CreatedAtDateTimeUtc, in consideration of our fellow “downstream” developers, report writers, analytics developers, and data scientists, who need to know what to expect without the need to create and maintain a separate data dictionary. - Do encourage (and exist in order to facilitate) data entity definition in the service layer — a dangerous anti-pattern that combines:
- Business data entities that represent the nouns — the persons, places, and things — that our information systems are intended to manage,
- Business processes that represent the verbs — the actions that operate on and orchestrate the interactions of these entities, and
- Business rules (or “decisions”) are the logic and conditions that inform and constrain these processes.
- Don’t typically “layer” data validation by leveraging the database server’s built-in and highly efficient constraints, referential integrity, etc.
- Don’t seem to understand that any system can be modeled using:
- Business Entities (e.g. Person, Organization, etc, which can contain scalar text-based and numeric data, as well as foreign key references),
- Associations (e.g. Employee, which associates a Person with an Organization using their Id values as foreign keys), and
- Hierarchies (e.g. OrganizationalUnitHierarchy, which can represent hierarchical structures using OrganizationalUnit Id foreign key values as ParentOrganizationalUnitId and ChildOrganizationalUnitId)
- Don’t discourage poor attribute grouping that often results from the lack of a clear business entity concept, leading to data attributes that actually belong to several different entities being thrown together in a single database table.
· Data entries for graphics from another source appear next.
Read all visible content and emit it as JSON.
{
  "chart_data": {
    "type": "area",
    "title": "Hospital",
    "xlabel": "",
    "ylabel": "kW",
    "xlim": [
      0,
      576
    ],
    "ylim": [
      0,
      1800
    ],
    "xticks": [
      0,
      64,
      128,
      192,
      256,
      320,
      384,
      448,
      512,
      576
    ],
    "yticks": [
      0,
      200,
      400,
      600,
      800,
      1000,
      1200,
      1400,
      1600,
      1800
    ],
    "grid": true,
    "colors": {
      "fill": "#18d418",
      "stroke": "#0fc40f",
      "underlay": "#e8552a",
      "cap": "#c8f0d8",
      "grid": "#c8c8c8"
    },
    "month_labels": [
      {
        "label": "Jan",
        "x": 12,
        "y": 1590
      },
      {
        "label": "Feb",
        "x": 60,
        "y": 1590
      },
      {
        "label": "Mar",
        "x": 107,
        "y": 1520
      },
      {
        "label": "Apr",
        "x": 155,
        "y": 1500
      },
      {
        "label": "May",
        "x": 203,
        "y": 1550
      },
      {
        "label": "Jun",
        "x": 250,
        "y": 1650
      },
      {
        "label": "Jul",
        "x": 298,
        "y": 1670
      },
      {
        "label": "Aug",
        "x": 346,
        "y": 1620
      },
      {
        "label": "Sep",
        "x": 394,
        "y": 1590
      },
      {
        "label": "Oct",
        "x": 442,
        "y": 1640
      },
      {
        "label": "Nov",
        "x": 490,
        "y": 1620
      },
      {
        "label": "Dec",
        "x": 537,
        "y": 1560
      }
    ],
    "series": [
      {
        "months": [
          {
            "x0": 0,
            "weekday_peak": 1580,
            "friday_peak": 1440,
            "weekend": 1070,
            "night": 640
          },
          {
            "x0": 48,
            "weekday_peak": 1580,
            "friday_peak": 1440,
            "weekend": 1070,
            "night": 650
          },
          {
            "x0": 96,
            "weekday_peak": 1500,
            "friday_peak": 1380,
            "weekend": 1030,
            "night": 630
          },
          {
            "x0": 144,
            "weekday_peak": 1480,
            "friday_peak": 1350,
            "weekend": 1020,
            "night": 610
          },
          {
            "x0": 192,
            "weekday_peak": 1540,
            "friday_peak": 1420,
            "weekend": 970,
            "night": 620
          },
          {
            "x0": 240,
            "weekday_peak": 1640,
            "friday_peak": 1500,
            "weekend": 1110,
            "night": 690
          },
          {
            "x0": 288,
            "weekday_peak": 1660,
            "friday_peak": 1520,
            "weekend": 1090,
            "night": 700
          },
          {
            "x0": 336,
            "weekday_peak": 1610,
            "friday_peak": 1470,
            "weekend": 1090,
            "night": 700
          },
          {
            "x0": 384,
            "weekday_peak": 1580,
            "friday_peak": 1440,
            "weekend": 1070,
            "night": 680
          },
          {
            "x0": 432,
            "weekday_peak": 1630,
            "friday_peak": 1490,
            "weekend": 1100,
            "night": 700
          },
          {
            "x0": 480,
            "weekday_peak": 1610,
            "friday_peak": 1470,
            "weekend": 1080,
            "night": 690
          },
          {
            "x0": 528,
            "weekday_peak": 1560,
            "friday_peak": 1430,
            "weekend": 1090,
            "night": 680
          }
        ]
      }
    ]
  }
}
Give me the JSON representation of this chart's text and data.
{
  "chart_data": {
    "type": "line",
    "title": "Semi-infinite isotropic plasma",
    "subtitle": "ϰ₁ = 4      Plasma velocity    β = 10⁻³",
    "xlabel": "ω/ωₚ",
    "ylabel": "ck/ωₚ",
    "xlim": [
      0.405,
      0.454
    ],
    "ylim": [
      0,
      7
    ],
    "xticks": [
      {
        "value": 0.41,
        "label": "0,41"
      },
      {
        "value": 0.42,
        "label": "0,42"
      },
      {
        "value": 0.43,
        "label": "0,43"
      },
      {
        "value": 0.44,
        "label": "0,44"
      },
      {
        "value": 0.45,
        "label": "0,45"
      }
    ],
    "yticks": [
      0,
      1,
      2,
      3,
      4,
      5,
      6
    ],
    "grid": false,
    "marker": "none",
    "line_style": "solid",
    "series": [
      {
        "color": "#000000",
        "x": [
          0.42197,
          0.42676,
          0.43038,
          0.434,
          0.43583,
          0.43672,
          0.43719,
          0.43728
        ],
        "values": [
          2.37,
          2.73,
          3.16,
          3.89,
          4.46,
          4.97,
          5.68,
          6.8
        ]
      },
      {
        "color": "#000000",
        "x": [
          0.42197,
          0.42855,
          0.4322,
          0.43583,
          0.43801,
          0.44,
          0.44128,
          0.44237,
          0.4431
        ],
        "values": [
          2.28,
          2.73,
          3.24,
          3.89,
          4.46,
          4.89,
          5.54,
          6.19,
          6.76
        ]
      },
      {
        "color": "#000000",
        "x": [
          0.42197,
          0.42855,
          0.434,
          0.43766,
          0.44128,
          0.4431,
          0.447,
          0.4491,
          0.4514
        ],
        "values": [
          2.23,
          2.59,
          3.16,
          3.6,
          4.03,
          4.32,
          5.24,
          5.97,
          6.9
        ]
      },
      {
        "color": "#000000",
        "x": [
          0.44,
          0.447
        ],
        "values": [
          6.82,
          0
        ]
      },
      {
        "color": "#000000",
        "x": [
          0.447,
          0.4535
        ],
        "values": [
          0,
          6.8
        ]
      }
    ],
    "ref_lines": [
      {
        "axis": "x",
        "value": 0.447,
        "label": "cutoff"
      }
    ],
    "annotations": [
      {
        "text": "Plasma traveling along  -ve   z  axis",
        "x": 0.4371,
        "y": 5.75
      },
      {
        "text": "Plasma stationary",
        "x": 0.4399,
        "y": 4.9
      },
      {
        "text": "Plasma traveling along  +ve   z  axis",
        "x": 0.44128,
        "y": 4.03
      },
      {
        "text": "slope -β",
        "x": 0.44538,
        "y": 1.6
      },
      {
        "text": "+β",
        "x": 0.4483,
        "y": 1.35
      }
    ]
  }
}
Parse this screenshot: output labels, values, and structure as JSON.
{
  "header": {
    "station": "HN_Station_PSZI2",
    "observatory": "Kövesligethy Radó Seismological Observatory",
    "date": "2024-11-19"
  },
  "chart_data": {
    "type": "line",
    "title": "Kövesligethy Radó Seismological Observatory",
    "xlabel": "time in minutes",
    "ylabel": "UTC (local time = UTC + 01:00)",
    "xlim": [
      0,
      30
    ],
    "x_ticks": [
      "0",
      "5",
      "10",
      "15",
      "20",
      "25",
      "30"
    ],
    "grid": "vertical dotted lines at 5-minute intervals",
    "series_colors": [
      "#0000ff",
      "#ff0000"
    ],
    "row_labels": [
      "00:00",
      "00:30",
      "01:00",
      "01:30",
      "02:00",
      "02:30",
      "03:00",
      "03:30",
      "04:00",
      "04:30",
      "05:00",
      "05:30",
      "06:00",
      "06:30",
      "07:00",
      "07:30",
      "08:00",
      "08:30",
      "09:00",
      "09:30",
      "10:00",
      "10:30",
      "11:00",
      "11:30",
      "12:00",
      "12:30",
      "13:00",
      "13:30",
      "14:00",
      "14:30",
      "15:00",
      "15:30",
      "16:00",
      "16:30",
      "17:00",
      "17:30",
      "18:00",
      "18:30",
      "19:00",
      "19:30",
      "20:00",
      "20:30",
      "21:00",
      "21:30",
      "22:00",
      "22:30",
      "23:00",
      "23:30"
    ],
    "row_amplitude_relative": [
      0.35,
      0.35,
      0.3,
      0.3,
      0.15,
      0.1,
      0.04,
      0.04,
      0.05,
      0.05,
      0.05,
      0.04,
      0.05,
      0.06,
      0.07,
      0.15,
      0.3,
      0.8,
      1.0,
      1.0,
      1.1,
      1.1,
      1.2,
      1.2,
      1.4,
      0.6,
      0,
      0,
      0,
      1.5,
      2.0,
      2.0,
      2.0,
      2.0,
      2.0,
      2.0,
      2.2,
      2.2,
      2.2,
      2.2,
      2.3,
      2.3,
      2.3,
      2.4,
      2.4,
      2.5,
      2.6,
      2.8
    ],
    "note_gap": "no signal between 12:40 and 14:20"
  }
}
- Discourage the use of database stored procedures/functions. There’s a lot of value to being able to essentially conduct an application’s data operations through the same stored procedure data access layer called from the service layer, and there are certain things that can only be done server side in the database.
The result of all of this is that unexamined, unchallenged, poor data design gets “baked into” the data layer every day and then impedes progress and costs the organization, its stakeholders, and its customers money and time forever, rarely if ever getting fixed because it’s in the foundation, and changing the foundation can put the whole Jenga stack at risk.
It is the mission of AAF Data to provide a clear, complete, consistent, and performant alternative to all of this.